A new uranium mine near Wiluna in WA would create 225 jobs, according to Canadian miner Cameco.
The Australian arm of Cameco released their Public Environmental Review (PER) yesterday, claiming there would be a focus on local employment if the Yeelirrie uranium mine is allowed to go ahead.
Development of the West Australian mine, 70km south of Wiluna, would also create 1200 construction jobs for the build of processing plant and associated infrastructure.
The resulting open cut mine would measure 9km long by 1.5 km wide, although excavation would only go to 10m deep.
The uranium ore is contained in calcrete which occurs below the water table, meaning the first eight mining blocks (of 15) will require dewatering a year ahead of the mining face.

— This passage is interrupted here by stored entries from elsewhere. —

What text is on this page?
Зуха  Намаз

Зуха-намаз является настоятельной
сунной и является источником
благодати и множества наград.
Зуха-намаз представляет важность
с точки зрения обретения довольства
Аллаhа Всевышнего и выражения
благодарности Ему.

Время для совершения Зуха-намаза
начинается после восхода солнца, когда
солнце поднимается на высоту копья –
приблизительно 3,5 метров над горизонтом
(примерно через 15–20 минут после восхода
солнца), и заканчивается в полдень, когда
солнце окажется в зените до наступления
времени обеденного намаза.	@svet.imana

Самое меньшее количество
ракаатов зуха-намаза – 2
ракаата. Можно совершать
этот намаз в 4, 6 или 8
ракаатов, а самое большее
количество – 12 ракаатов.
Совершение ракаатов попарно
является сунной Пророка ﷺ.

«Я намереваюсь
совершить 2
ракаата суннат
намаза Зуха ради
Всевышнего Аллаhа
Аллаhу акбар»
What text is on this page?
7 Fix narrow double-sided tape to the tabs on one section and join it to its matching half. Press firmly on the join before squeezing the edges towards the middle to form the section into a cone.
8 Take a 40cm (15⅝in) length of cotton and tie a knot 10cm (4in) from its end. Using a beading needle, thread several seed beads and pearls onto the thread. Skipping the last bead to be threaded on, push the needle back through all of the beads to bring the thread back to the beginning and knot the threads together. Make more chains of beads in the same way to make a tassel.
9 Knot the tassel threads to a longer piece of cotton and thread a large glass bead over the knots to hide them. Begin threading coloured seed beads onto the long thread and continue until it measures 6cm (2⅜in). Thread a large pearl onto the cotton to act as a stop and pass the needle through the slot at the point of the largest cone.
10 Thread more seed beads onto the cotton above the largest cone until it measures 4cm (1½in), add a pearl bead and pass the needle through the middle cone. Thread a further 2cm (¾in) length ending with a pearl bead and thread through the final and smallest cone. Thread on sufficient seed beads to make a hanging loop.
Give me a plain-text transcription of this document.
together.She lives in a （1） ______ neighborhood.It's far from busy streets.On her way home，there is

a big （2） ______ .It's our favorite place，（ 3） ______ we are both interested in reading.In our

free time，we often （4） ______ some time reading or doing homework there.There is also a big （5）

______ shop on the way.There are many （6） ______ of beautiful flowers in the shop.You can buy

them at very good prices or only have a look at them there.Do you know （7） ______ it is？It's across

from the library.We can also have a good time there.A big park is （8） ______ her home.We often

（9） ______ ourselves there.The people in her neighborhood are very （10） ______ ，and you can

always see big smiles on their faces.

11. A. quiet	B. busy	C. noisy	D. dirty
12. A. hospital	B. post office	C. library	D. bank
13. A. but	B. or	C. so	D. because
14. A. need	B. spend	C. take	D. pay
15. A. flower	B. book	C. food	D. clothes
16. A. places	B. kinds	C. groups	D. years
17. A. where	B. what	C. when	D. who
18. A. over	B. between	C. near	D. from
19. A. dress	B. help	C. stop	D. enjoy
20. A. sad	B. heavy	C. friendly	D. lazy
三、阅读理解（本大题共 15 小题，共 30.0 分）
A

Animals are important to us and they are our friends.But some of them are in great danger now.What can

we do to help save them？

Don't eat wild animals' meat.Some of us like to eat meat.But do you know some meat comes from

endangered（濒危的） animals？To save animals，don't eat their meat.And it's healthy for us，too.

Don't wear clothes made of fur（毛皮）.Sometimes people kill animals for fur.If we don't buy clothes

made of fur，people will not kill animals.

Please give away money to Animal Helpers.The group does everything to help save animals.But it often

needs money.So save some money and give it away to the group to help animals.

Cameco bought Yeelirrie from BHP in 2012 for an investment of $US452 million (at average exchange $AUD436 million), and has since been reviewing over 10,000 historical and recent drill holes by BHP and the former project owner Western Mining Corporation, which made the discovery in 1972.
With an expected mine life of 22 years, mining will have to start two years before milling can commence.
Plans for rehabilitation include progressive backfilling of the pit, with tailings to be stored in two ponds throughout the life of the mine, so that no open void remains at the time of site closure.
Mining of the ore will occur for 16 years, while the final four years of mine life have been set aside for decommissioning and rehabilitation.
Public consultation for the PER will be open until December 2015.